À deux places pour les toutes premières, très vite, elle eut quatre places, ou même cinq, et sera la voiture de tourisme par excellence.
Elle était moins sujette au dérapage du fait que son centre de gravité est moins élevé et représentait une innovation, car le conducteur et son voisin sont aussi bien assis que les voyageurs à l’arrière.
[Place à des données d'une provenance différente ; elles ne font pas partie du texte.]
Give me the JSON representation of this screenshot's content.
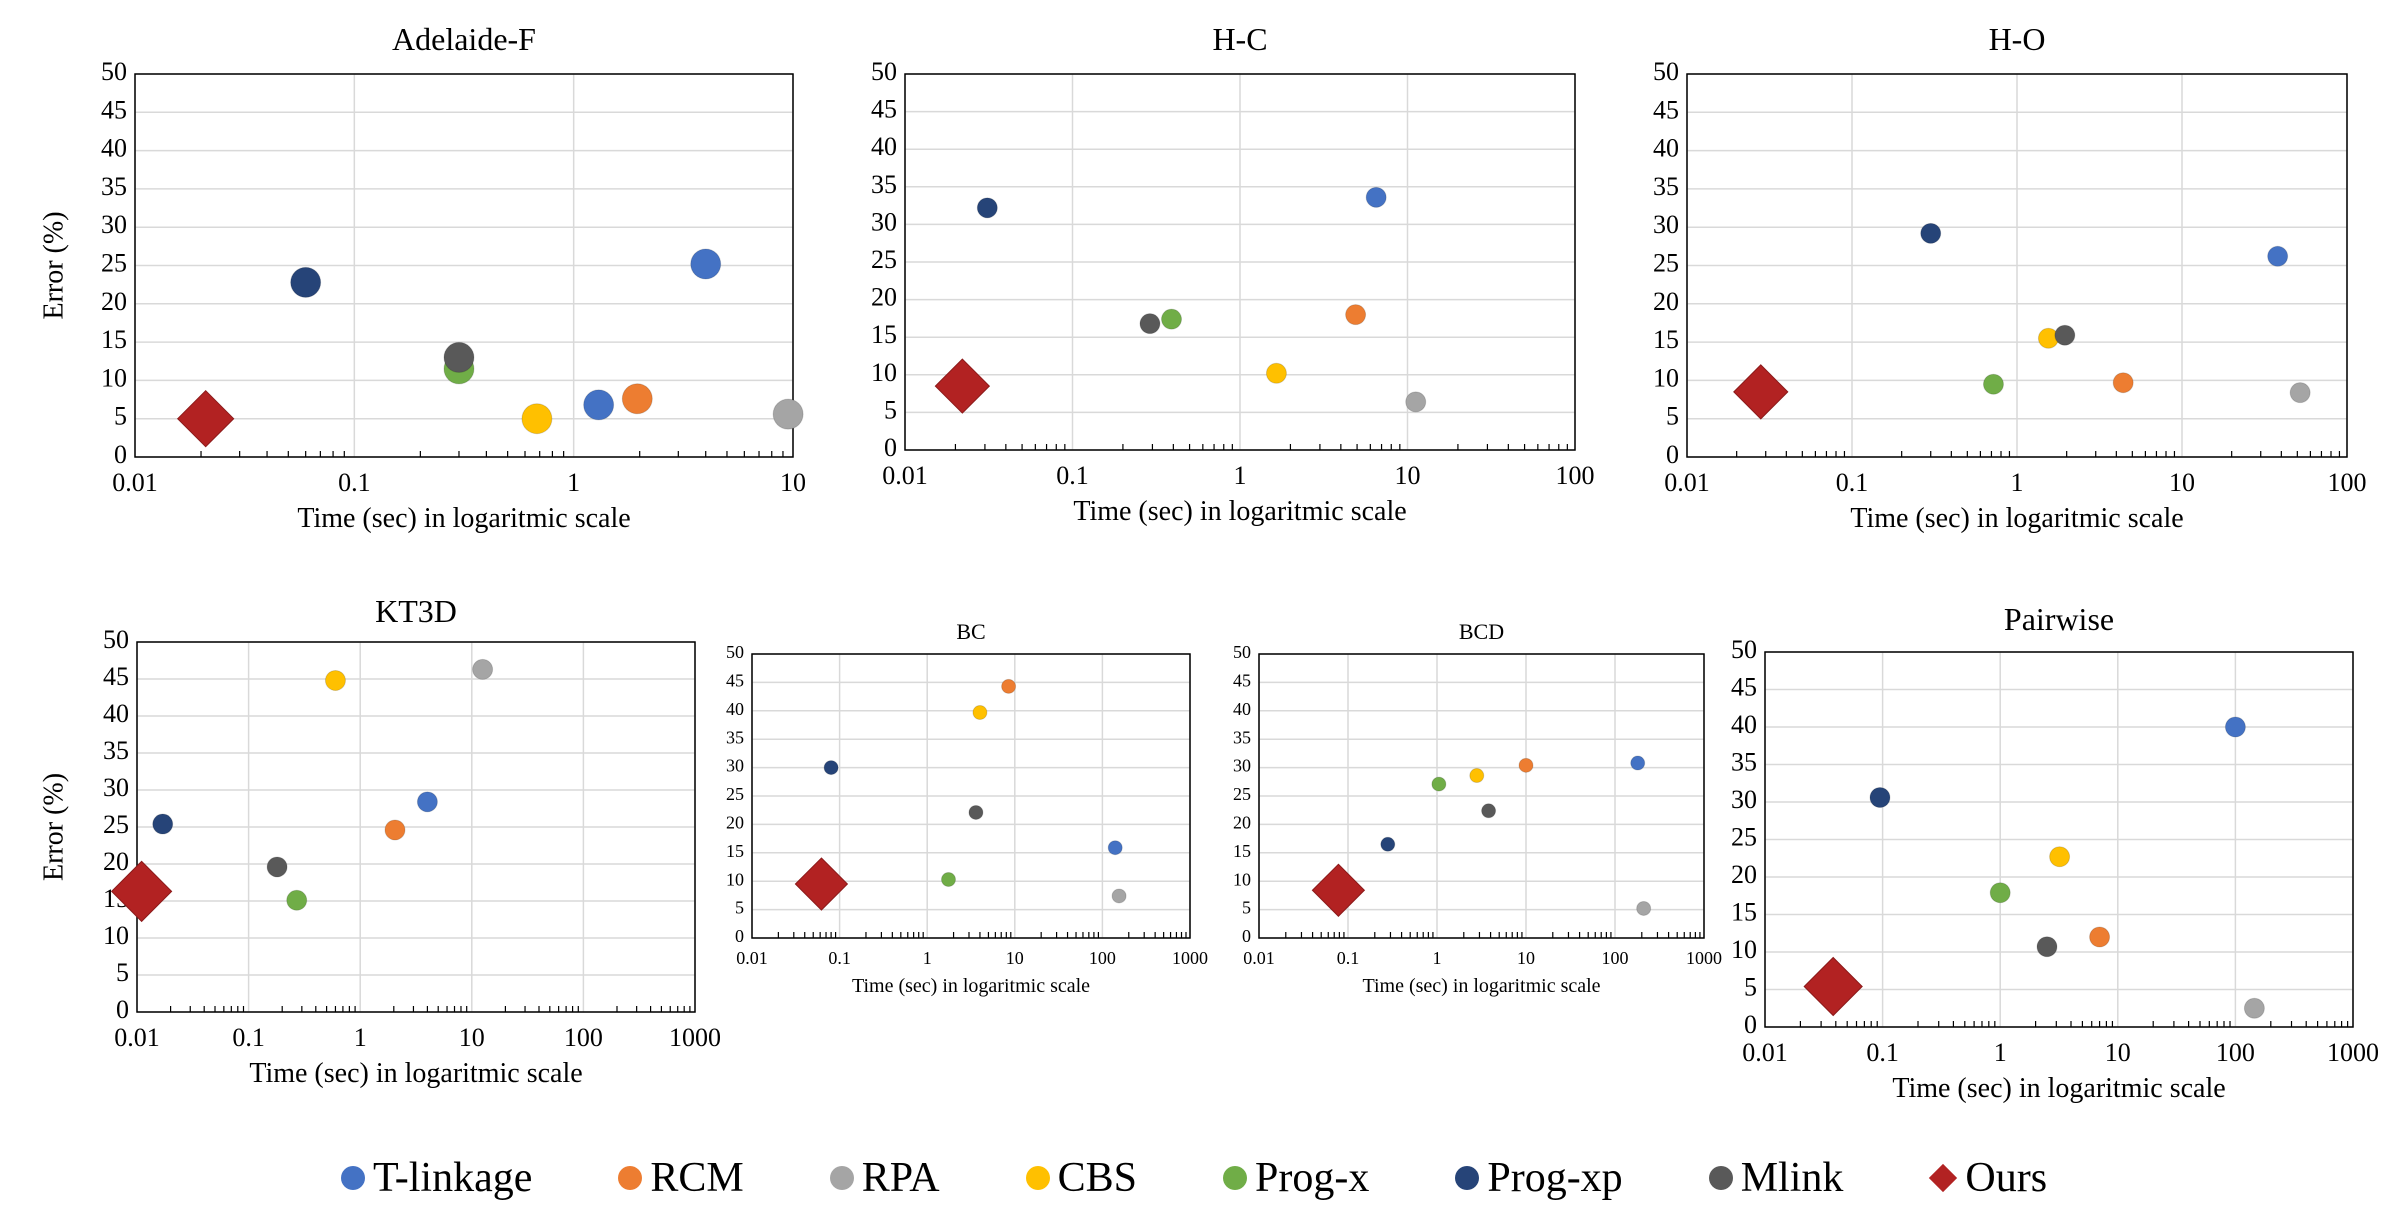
{
  "colors": {
    "T-linkage": "#4472C4",
    "RCM": "#ED7D31",
    "RPA": "#A5A5A5",
    "CBS": "#FFC000",
    "Prog-x": "#70AD47",
    "Prog-xp": "#264478",
    "Mlink": "#595959",
    "Ours": "#B22222"
  },
  "legend": [
    {
      "name": "T-linkage",
      "label": "T-linkage",
      "marker": "circle"
    },
    {
      "name": "RCM",
      "label": "RCM",
      "marker": "circle"
    },
    {
      "name": "RPA",
      "label": "RPA",
      "marker": "circle"
    },
    {
      "name": "CBS",
      "label": "CBS",
      "marker": "circle"
    },
    {
      "name": "Prog-x",
      "label": "Prog-x",
      "marker": "circle"
    },
    {
      "name": "Prog-xp",
      "label": "Prog-xp",
      "marker": "circle"
    },
    {
      "name": "Mlink",
      "label": "Mlink",
      "marker": "circle"
    },
    {
      "name": "Ours",
      "label": "Ours",
      "marker": "diamond"
    }
  ],
  "chart_data": [
    {
      "type": "scatter",
      "title": "Adelaide-F",
      "xlabel": "Time (sec) in logaritmic scale",
      "ylabel": "Error (%)",
      "xscale": "log",
      "xlim": [
        0.01,
        10
      ],
      "ylim": [
        0,
        50
      ],
      "xticks": [
        "0.01",
        "0.1",
        "1",
        "10"
      ],
      "yticks": [
        "0",
        "5",
        "10",
        "15",
        "20",
        "25",
        "30",
        "35",
        "40",
        "45",
        "50"
      ],
      "grid": true,
      "points": [
        {
          "series": "Prog-xp",
          "x": 0.06,
          "y": 22.8
        },
        {
          "series": "T-linkage",
          "x": 4.0,
          "y": 25.2
        },
        {
          "series": "Prog-x",
          "x": 0.3,
          "y": 11.5
        },
        {
          "series": "Mlink",
          "x": 0.3,
          "y": 13.0
        },
        {
          "series": "CBS",
          "x": 0.68,
          "y": 5.0
        },
        {
          "series": "T-linkage",
          "x": 1.3,
          "y": 6.8
        },
        {
          "series": "RCM",
          "x": 1.95,
          "y": 7.6
        },
        {
          "series": "RPA",
          "x": 9.5,
          "y": 5.6
        },
        {
          "series": "Ours",
          "x": 0.021,
          "y": 5.0
        }
      ]
    },
    {
      "type": "scatter",
      "title": "H-C",
      "xlabel": "Time (sec) in logaritmic scale",
      "ylabel": "",
      "xscale": "log",
      "xlim": [
        0.01,
        100
      ],
      "ylim": [
        0,
        50
      ],
      "xticks": [
        "0.01",
        "0.1",
        "1",
        "10",
        "100"
      ],
      "yticks": [
        "0",
        "5",
        "10",
        "15",
        "20",
        "25",
        "30",
        "35",
        "40",
        "45",
        "50"
      ],
      "grid": true,
      "points": [
        {
          "series": "Prog-xp",
          "x": 0.031,
          "y": 32.2
        },
        {
          "series": "T-linkage",
          "x": 6.5,
          "y": 33.6
        },
        {
          "series": "Mlink",
          "x": 0.29,
          "y": 16.8
        },
        {
          "series": "Prog-x",
          "x": 0.39,
          "y": 17.4
        },
        {
          "series": "RCM",
          "x": 4.9,
          "y": 18.0
        },
        {
          "series": "CBS",
          "x": 1.65,
          "y": 10.2
        },
        {
          "series": "RPA",
          "x": 11.2,
          "y": 6.4
        },
        {
          "series": "Ours",
          "x": 0.022,
          "y": 8.5
        }
      ]
    },
    {
      "type": "scatter",
      "title": "H-O",
      "xlabel": "Time (sec) in logaritmic scale",
      "ylabel": "",
      "xscale": "log",
      "xlim": [
        0.01,
        100
      ],
      "ylim": [
        0,
        50
      ],
      "xticks": [
        "0.01",
        "0.1",
        "1",
        "10",
        "100"
      ],
      "yticks": [
        "0",
        "5",
        "10",
        "15",
        "20",
        "25",
        "30",
        "35",
        "40",
        "45",
        "50"
      ],
      "grid": true,
      "points": [
        {
          "series": "Prog-xp",
          "x": 0.3,
          "y": 29.2
        },
        {
          "series": "T-linkage",
          "x": 38,
          "y": 26.2
        },
        {
          "series": "CBS",
          "x": 1.55,
          "y": 15.5
        },
        {
          "series": "Mlink",
          "x": 1.95,
          "y": 15.9
        },
        {
          "series": "Prog-x",
          "x": 0.72,
          "y": 9.5
        },
        {
          "series": "RCM",
          "x": 4.4,
          "y": 9.7
        },
        {
          "series": "RPA",
          "x": 52,
          "y": 8.4
        },
        {
          "series": "Ours",
          "x": 0.028,
          "y": 8.5
        }
      ]
    },
    {
      "type": "scatter",
      "title": "KT3D",
      "xlabel": "Time (sec) in logaritmic scale",
      "ylabel": "Error (%)",
      "xscale": "log",
      "xlim": [
        0.01,
        1000
      ],
      "ylim": [
        0,
        50
      ],
      "xticks": [
        "0.01",
        "0.1",
        "1",
        "10",
        "100",
        "1000"
      ],
      "yticks": [
        "0",
        "5",
        "10",
        "15",
        "20",
        "25",
        "30",
        "35",
        "40",
        "45",
        "50"
      ],
      "grid": true,
      "points": [
        {
          "series": "CBS",
          "x": 0.6,
          "y": 44.8
        },
        {
          "series": "RPA",
          "x": 12.5,
          "y": 46.3
        },
        {
          "series": "T-linkage",
          "x": 4.0,
          "y": 28.4
        },
        {
          "series": "RCM",
          "x": 2.05,
          "y": 24.6
        },
        {
          "series": "Prog-xp",
          "x": 0.017,
          "y": 25.4
        },
        {
          "series": "Mlink",
          "x": 0.18,
          "y": 19.6
        },
        {
          "series": "Prog-x",
          "x": 0.27,
          "y": 15.1
        },
        {
          "series": "Ours",
          "x": 0.011,
          "y": 16.3
        }
      ]
    },
    {
      "type": "scatter",
      "title": "BC",
      "xlabel": "Time (sec) in logaritmic scale",
      "ylabel": "",
      "xscale": "log",
      "xlim": [
        0.01,
        1000
      ],
      "ylim": [
        0,
        50
      ],
      "xticks": [
        "0.01",
        "0.1",
        "1",
        "10",
        "100",
        "1000"
      ],
      "yticks": [
        "0",
        "5",
        "10",
        "15",
        "20",
        "25",
        "30",
        "35",
        "40",
        "45",
        "50"
      ],
      "grid": true,
      "points": [
        {
          "series": "RCM",
          "x": 8.5,
          "y": 44.3
        },
        {
          "series": "CBS",
          "x": 4.0,
          "y": 39.7
        },
        {
          "series": "Prog-xp",
          "x": 0.08,
          "y": 30.0
        },
        {
          "series": "Mlink",
          "x": 3.6,
          "y": 22.1
        },
        {
          "series": "T-linkage",
          "x": 140,
          "y": 15.9
        },
        {
          "series": "Prog-x",
          "x": 1.75,
          "y": 10.3
        },
        {
          "series": "RPA",
          "x": 155,
          "y": 7.4
        },
        {
          "series": "Ours",
          "x": 0.062,
          "y": 9.5
        }
      ]
    },
    {
      "type": "scatter",
      "title": "BCD",
      "xlabel": "Time (sec) in logaritmic scale",
      "ylabel": "",
      "xscale": "log",
      "xlim": [
        0.01,
        1000
      ],
      "ylim": [
        0,
        50
      ],
      "xticks": [
        "0.01",
        "0.1",
        "1",
        "10",
        "100",
        "1000"
      ],
      "yticks": [
        "0",
        "5",
        "10",
        "15",
        "20",
        "25",
        "30",
        "35",
        "40",
        "45",
        "50"
      ],
      "grid": true,
      "points": [
        {
          "series": "T-linkage",
          "x": 180,
          "y": 30.8
        },
        {
          "series": "RCM",
          "x": 10,
          "y": 30.4
        },
        {
          "series": "CBS",
          "x": 2.8,
          "y": 28.6
        },
        {
          "series": "Prog-x",
          "x": 1.05,
          "y": 27.1
        },
        {
          "series": "Mlink",
          "x": 3.8,
          "y": 22.4
        },
        {
          "series": "Prog-xp",
          "x": 0.28,
          "y": 16.5
        },
        {
          "series": "RPA",
          "x": 210,
          "y": 5.2
        },
        {
          "series": "Ours",
          "x": 0.078,
          "y": 8.4
        }
      ]
    },
    {
      "type": "scatter",
      "title": "Pairwise",
      "xlabel": "Time (sec) in logaritmic scale",
      "ylabel": "",
      "xscale": "log",
      "xlim": [
        0.01,
        1000
      ],
      "ylim": [
        0,
        50
      ],
      "xticks": [
        "0.01",
        "0.1",
        "1",
        "10",
        "100",
        "1000"
      ],
      "yticks": [
        "0",
        "5",
        "10",
        "15",
        "20",
        "25",
        "30",
        "35",
        "40",
        "45",
        "50"
      ],
      "grid": true,
      "points": [
        {
          "series": "T-linkage",
          "x": 100,
          "y": 40.0
        },
        {
          "series": "Prog-xp",
          "x": 0.095,
          "y": 30.6
        },
        {
          "series": "CBS",
          "x": 3.2,
          "y": 22.7
        },
        {
          "series": "Prog-x",
          "x": 1.0,
          "y": 17.9
        },
        {
          "series": "RCM",
          "x": 7.0,
          "y": 12.0
        },
        {
          "series": "Mlink",
          "x": 2.5,
          "y": 10.7
        },
        {
          "series": "RPA",
          "x": 145,
          "y": 2.5
        },
        {
          "series": "Ours",
          "x": 0.038,
          "y": 5.4
        }
      ]
    }
  ]
}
*) À cette époque les deux genres sont reconnus. On parle aussi au tout début de « carrosserie torpilleur » ce qui explique, peut-être, le masculin. Elle s’est écrit torpedo, c’est un mot anglais, puis francisée torpédo.
**) MM. Rheins et Auscher avaient, dès 1897, construit des carrosseries genre torpilleur. En décembre 1908, ils faisaient le dépôt d’une carrosserie Torpilleur sous le n° 26771. En 1910, ils cèdent à la maison Lamplugh la licence exclusive de fabriquer ce nouveau type de carrosserie.
En 1910, un chroniqueur écrivait : « Il n’y a plus aujourd’hui à discuter le succès considérable qu’obtient la nouvelle forme de carrosserie… C’est bien là une forme automobile, la première qui soit spéciale à nos machines et qui ne soit plus une adaptation plus ou moins heureuse de la forme « chevaline ».

La conduite intérieure

Limousine de 1905 – Crédit BNF-Gallica
Conduite intérieure de 1926 – Crédit BNF-Gallica

L’automobile à ses débuts était réservée à une classe aisée qui faisait appel à un chauffeur. À l’instar de ses collègues de l’hippomobile, dont il est dans la continuité, celui-ci subissait les intempéries tandis que les passagers étaient confortablement installés.
La conduite intérieure fit son apparition autour de 1906 *, pour permettre au maître de se substituer à son serviteur au volant tout en restant en relation avec les voyageurs, sans s’exposer aux intempéries.
Pour ceux qui utilisaient un chauffeur, ce dernier accédait à l’intérieur de l’habitacle. Il pouvait entendre les conversations de ses maîtres. Pour remédier à ce problème une séparation entre le siège avant et l’arrière du véhicule fut installée.
Mais vers 1910, l’automobile, avec des petits modèles, se répandit dans les milieux un peu moins aisés (médecins, placiers, commerçants, etc.) qui en ont besoin à toute saison et par tous les temps. La conduite intérieure devint indispensable et les constructeurs firent le nécessaire pour satisfaire cette nouvelle clientèle.

*) D’après les documents que je possède.